DiTASiC comprises four main commands:

  1. Creating the similarity matrix of the reference sequences.

    The key element is to imitate read and mapping characteristics as good as possible to reflect the source of ambiguities in the matrix. At minimum, a parameter determining the read length is obligatory, corresponding to the average read length found in the samples considered. Further parameters defining mismatch probabilities are optional, but are recommended (see Manual). Additionally, a file REFS_PATH holding the paths to the fasta-files of the references is required.

    ditasic_matrix -l 100 REFS_PATH

    Default output: similarity_matrix.npy, a square N x N - matrix for the N references listed in the given path-file REFS_PATH. ditasic_matrix also generates a kallisto index of all references, if no index is given via the -i flag.

  2. Mapping the reads to the reference genome sequences.

    In the mapping step, all reads of a sample are preliminarily assigned to the given reference sequences. For the mapping, internally, a pseudo-aligner as part of the kallisto framework (command kallisto pseudo, (see ‘Formats’ in Manual)) is used. Subsequently, the number of read hits per reference genome (both unique and shared hits) are counted and stored in a vector of length N according to the number of references considered.

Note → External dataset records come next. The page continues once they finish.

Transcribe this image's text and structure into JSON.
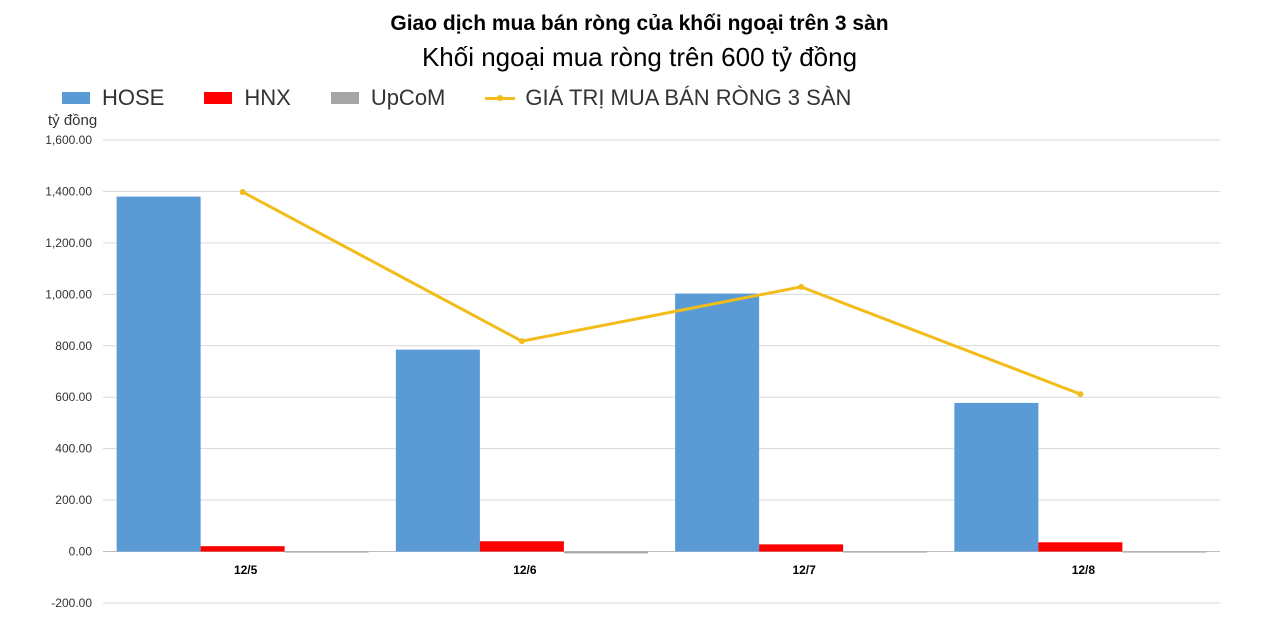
{
  "chart_data": {
    "type": "bar",
    "title": "Giao dịch mua bán ròng của khối ngoại trên 3 sàn",
    "subtitle": "Khối ngoại mua ròng trên 600 tỷ đồng",
    "ylabel": "tỷ đồng",
    "categories": [
      "12/5",
      "12/6",
      "12/7",
      "12/8"
    ],
    "series": [
      {
        "name": "HOSE",
        "type": "bar",
        "color": "#5b9bd5",
        "values": [
          1380,
          785,
          1003,
          578
        ]
      },
      {
        "name": "HNX",
        "type": "bar",
        "color": "#ff0000",
        "values": [
          21,
          40,
          28,
          36
        ]
      },
      {
        "name": "UpCoM",
        "type": "bar",
        "color": "#a5a5a5",
        "values": [
          -3,
          -7,
          -2,
          -2
        ]
      },
      {
        "name": "GIÁ TRỊ MUA BÁN RÒNG 3 SÀN",
        "type": "line",
        "color": "#f2bd1a",
        "values": [
          1398,
          818,
          1029,
          612
        ]
      }
    ],
    "ylim": [
      -200,
      1600
    ],
    "yticks": [
      "-200.00",
      "0.00",
      "200.00",
      "400.00",
      "600.00",
      "800.00",
      "1,000.00",
      "1,200.00",
      "1,400.00",
      "1,600.00"
    ],
    "ytick_values": [
      -200,
      0,
      200,
      400,
      600,
      800,
      1000,
      1200,
      1400,
      1600
    ],
    "grid": true,
    "legend": "top-left"
  }
}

    ditasic_mapping -i INDEX -l 100 REFS_PATH SAMPLE

    Default output: a numpy vector SAMPLE_mapped_counts.npy and a file SAMPLE_total.npy with the total number of reads mapped. This mapping step needs to be run individually for each sample.

  3. Taxa abundance estimation in one sample.

    Apply this shorter command for estimation of taxa abundances in one sample. If you are considering more samples and their comparison go to step (4).

    The mapping counts obtained in previous step (2) are strongly biased in the presence of similar genome sequences. An abundance resolution down to strain/sub-strain level is provided by a GLM resolving the shared read counts. The files generated by the previous commands (1-2) serve as input: similarity matrix, mapping counts and total number of mapped reads. Optional arguments concerning a filtering step to identify absent taxa can be found in the Manual.

    ditasic -r REFS_PATH -a similarity_matrix.npy -x SAMPLE1_mapped_counts.npy -n SAMPLE1_total.npy -o OUTPUT_filename [options]

    Default output: a tab-separated file, listing the taxa with abundance count estimates along with corresponding error estimates, reporting the range of accuracy of the abundance estimates, and absent taxa flagged.

  4. Taxa abundance estimation and differential assessment between two samples.

    Here, abundances of taxa are estimated for two metagenomic samples and are additionally compared. The GLM model is applied for abundance resolution. Subsequently, a statistical framework identifies which taxa significantly change their abundance from one metagenome to another and which hold a constant abundance.
    The same input data is used as in (3), but is extended by mapping counts and total number of reads of a second sample.

    ditasic -r REFS_PATH -a similarity_matrix.npy -x SAMPLE1_mapped_counts.npy -n SAMPLE1_total.npy -y SAMPLE2_mapped_counts.npy -m SAMPLE2_total.npy -o OUTPUT_filename [options]

    Default output: a tab-separated file, listing all taxa considered with estimated abundances for both samples, log2 fold-changes for differential evaluation and adjusted p-values to infer significance of differential abundance.

Manual

Further details about all available command-line options can be found in the Manual.

Example workflow

You can download a directory with sample data and a script executing a typical DiTASiC workflow here. It contains 35 bacterial reference sequences and two samples of reads that were generated from the references. The example script estimates the abundance of the first sample and the differential abundance between the first and the second sample, while taking care of all preliminary steps such as similarity matrix creation or mapping of the samples. The script example.sh requires the ditasic, ditasic_matrix.py and ditasic_mapping.py scripts to be available in your PATH.

The sample script demonstrates the three essential steps of DiTASiC and allows inspecting all temporary files that are created in a successful run of the program. The final program output can be compared to the expected output and should be identical.